Expression of the PAHs biodegradative genes in microorganisms isolated from contaminated sites in Patagonia Argentina

ISAAC P; ESTEVEZ MC; FERRERO MA

Rosario

Congreso; IX Congreso Argentino de Microbiologia General -SAMIGE; 2013

SAMIGE

Polycyclic Aromatic Hydrocarbons (PAHs) are organic compounds with toxic, mutagenic and carcinogenic properties. Many bacteria have shown to mineralize PAHs and seem to play an important role in removal of contaminants from the environments. Successful bioremediation depends on achieving high rates of microbial activity. There are numerous environmental factors that can activate or repress gene expression and thereby modulate microbial activity. Study of gene expression may offer insights into how specific catabolic genes are regulated. In this study, a combinated gen probe-retrotranscription PCR assay was used to evaluate the regulation of the expression of the nahAc gene (naphthalene dioxygenase) in different growth conditions. PAHs potential degradation of three Pseudomonas strains isolated from contaminated Patagonian-sediments was estimated by hydrocarbon-loss. Naphthalene was almost completely removed (near to 100%) from all cultures after 25 h of incubation. P. monteilii P26 was capable of remove 90 % of phenanthrene, while P. xanthomarina N12 and P. stutzeri N3 degraded 41% and 55%, respectively after 30 h of incubation. No pyrene degradation was observed after 48 h at the same growth condition. Naphthalene dioxygenase (NDO) is an inducible multicomponent enzyme system which initiates the metabolism of naphthalene and other PAHs in bacteria (Fig.1). Expression of NDO was measured by both, Northern blot and semiquantitative RT-PCR of the nahAc gene, in the presence of naphthalene, phenanthrene or pyrene (Fig. 2). NDO expression was detected in P. monteilii P26, P. xanthomarina N12 and P. stutzeri N3 strains after naphthalene exposition. Phenanthrene was capable of induce nahAc transcription in P. monteilii P26 and P. xanthomarina N12, but not in P. stutzeri N3 strain.
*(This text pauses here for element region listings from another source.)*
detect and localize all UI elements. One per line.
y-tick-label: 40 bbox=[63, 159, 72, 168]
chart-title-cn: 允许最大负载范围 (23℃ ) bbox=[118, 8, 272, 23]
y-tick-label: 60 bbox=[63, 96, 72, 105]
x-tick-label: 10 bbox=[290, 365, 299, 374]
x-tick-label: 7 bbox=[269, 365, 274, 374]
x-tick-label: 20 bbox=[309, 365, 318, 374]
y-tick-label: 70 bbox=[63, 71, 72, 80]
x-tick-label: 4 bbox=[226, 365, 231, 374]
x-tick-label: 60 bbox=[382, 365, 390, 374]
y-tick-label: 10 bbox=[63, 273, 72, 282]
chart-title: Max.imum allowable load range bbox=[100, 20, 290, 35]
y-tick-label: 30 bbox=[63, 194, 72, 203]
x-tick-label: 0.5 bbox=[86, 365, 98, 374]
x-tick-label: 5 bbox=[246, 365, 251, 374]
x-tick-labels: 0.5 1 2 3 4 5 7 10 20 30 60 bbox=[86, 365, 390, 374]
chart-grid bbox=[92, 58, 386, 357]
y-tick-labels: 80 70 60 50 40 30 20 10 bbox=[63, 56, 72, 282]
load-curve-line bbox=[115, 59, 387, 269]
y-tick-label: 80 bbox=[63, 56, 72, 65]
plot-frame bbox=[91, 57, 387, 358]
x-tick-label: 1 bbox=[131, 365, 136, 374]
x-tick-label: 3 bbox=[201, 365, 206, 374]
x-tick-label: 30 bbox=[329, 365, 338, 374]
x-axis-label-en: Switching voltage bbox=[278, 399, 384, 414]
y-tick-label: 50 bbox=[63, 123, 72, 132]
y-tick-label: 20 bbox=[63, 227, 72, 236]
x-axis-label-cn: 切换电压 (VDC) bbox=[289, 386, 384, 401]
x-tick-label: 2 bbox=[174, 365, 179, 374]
Interestingly, after pyrene exposition an intense band corresponding to nahAc transcription was detected only in cultures of P. stutzeri N3, even though pyrene was not degraded in these conditions (Fig. 3). These results suggest that induction of the nahAc gene and subsequent detection of the nahAc transcript depends of both, microorganism and growth conditions. The research demonstrates that the use of a gene expression assay to monitor the impact of substrate presence provides complementary information concerning the biodegradation process that must be confirmed by traditional biodegradation assays such as cell growth or substrate disappearance.